Purchase Price Allocation (PPA)

  1. What is PPA?

    Purchase price allocation is the process of assigning fair value to all major assets and liabilities of an acquired enterprise following a business combination in accordance with IFRS3: Business Combinations.

  2. Why does it need to be done?

    Current accounting standards such IFRS and US GAAP require that all assets and liabilities, including intangible assets, are fully identified and accounted for separately from goodwill. IFRS and US GAAP also require that the acquirer allocate goodwill to specific assets of the target.

    In addition, PPA adds greater transparency to the acquisition process by helping to indentify and value the assets being acquired in order to determine the net residual amount attributed to goodwill.

  3. Why should I use independent professionals to do my PPA? Can't I use my auditor or just do it myself?

    Various non-audit services may not be provided by a firm's auditor as it could impair their independence. Services specifically excluded include appraisal and valuation services or any process that involves the valuing of assets, both tangible and intangible, or liabilities. Therefore, even though a company's auditors may be qualified to perform a PPA, due to reasons of independence, they are prohibited from doing so.

    PPA can be performed in-house but even large organisations may not have the required expertise as it is not something they do every day.

    The best option is to employ an independent professional. This alternative provides more certainty with respect to the PPA process and, more importantly, allows management to focus on more strategic post-acquisition challenges.
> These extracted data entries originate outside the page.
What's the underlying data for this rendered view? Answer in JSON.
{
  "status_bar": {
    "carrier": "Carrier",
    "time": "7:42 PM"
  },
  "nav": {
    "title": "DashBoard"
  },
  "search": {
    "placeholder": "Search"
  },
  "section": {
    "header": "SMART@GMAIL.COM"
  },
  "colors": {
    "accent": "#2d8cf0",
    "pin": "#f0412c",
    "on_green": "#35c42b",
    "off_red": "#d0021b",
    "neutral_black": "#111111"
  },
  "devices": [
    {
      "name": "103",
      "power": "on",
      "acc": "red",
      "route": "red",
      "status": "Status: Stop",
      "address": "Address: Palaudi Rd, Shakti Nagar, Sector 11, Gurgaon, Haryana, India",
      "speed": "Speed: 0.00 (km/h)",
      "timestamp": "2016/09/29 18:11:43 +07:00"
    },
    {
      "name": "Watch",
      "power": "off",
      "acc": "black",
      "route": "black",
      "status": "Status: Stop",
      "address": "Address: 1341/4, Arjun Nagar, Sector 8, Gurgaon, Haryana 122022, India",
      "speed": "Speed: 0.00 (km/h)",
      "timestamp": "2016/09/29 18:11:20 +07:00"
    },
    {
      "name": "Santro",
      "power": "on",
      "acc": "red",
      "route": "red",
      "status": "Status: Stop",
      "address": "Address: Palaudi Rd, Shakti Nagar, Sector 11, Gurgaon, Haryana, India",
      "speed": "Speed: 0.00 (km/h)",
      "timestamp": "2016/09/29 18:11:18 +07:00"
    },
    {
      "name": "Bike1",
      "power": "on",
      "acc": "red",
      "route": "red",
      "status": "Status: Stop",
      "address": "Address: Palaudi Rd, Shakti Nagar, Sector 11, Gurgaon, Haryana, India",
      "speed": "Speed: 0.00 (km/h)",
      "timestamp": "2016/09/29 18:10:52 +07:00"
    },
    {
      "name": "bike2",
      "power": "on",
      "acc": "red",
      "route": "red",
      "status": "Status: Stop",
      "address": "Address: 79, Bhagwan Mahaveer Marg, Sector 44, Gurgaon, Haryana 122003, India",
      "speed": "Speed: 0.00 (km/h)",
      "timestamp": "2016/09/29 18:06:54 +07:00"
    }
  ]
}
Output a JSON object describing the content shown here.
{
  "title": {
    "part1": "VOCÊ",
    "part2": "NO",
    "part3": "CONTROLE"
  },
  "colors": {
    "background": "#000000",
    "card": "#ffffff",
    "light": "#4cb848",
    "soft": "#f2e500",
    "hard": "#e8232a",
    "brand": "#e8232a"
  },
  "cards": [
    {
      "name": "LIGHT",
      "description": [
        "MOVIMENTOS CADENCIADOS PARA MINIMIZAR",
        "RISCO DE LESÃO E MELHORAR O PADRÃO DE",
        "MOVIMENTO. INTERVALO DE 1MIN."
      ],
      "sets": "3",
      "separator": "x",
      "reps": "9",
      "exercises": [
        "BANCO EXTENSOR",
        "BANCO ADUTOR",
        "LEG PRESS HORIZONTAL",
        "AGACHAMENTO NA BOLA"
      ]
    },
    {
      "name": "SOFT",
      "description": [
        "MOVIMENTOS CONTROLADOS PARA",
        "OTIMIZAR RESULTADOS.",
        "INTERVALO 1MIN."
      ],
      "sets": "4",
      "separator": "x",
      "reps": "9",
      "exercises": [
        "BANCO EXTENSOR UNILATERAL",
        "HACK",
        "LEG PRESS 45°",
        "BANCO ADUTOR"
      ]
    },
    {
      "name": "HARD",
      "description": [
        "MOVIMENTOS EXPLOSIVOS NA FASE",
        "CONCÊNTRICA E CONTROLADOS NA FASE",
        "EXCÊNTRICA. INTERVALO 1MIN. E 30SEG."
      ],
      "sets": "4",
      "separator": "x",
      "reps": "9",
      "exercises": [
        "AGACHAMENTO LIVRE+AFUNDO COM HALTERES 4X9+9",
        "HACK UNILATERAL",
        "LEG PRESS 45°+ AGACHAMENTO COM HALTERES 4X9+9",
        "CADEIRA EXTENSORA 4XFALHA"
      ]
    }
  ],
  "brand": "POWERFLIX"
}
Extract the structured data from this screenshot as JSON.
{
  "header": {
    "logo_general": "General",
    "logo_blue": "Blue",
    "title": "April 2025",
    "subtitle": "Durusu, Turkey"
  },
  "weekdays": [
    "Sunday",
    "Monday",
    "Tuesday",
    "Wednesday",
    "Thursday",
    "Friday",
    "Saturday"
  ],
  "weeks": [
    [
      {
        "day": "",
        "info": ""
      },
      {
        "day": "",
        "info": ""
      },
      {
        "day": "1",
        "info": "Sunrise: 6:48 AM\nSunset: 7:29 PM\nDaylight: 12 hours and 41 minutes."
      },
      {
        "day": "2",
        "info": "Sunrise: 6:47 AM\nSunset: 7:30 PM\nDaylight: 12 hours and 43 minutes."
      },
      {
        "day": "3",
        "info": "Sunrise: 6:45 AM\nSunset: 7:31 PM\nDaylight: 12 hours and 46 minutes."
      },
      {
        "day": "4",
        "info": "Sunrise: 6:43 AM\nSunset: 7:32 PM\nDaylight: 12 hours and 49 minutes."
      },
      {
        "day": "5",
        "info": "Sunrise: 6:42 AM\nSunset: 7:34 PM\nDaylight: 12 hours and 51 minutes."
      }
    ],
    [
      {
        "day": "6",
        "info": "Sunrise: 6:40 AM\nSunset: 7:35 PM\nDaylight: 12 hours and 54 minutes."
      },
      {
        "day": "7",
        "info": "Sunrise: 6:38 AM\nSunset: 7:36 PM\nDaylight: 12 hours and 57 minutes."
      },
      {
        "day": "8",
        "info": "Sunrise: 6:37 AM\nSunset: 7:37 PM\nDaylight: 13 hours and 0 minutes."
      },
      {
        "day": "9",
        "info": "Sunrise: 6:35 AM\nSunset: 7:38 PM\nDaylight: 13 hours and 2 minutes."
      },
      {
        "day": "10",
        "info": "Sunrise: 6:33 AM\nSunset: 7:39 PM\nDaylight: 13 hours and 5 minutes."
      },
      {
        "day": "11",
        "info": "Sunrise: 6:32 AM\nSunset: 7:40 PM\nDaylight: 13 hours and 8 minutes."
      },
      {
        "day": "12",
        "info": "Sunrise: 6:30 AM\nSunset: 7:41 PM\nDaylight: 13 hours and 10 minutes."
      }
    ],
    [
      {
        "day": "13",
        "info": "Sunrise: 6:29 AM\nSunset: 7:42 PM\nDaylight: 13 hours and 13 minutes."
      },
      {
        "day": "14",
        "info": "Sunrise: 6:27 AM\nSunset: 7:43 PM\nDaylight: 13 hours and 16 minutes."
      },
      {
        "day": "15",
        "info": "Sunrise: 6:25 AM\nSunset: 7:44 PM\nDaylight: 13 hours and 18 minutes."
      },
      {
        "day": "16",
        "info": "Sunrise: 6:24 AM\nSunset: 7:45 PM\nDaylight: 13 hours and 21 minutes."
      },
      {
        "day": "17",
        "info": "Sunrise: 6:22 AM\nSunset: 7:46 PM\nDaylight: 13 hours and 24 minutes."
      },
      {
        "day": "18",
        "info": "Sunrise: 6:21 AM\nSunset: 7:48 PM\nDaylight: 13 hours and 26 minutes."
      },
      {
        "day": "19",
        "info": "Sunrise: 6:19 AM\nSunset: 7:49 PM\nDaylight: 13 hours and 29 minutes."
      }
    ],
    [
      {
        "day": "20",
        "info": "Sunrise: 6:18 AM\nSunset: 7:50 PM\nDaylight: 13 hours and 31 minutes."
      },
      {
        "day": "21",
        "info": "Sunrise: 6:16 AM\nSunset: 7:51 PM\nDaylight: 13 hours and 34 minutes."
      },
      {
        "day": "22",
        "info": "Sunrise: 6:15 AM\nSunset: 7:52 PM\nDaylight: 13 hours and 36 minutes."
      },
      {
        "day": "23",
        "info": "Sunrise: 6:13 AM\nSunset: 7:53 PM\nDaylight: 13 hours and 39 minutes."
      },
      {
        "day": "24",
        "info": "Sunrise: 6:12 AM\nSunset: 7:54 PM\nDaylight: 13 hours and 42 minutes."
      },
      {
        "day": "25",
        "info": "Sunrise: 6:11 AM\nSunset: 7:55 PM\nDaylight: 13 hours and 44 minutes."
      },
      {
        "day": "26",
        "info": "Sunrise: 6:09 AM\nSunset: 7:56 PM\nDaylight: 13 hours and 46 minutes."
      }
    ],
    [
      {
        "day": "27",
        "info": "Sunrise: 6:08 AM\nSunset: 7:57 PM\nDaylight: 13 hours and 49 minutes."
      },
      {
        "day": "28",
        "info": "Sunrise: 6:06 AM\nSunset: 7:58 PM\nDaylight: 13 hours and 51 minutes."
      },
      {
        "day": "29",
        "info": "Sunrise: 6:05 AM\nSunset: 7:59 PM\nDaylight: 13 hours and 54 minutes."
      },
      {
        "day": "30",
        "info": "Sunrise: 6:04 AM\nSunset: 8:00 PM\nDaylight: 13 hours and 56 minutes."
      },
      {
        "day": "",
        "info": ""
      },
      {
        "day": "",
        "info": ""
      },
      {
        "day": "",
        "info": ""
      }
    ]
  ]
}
    Assigning fair value to the tangible and intangible assets and liabilities of a newly acquired business enterprise requires the skills of qualified valuation professionals. Subjectivity is involved in PPA with estimating the future value potential of brands, technology, customer relationships and goodwill. In addition, the amount of goodwill recognized by the acquirer could impact its future earnings should there be future impairments of goodwill. It is therefore critical for the acquirer to ensure that the PPA process is correctly performed.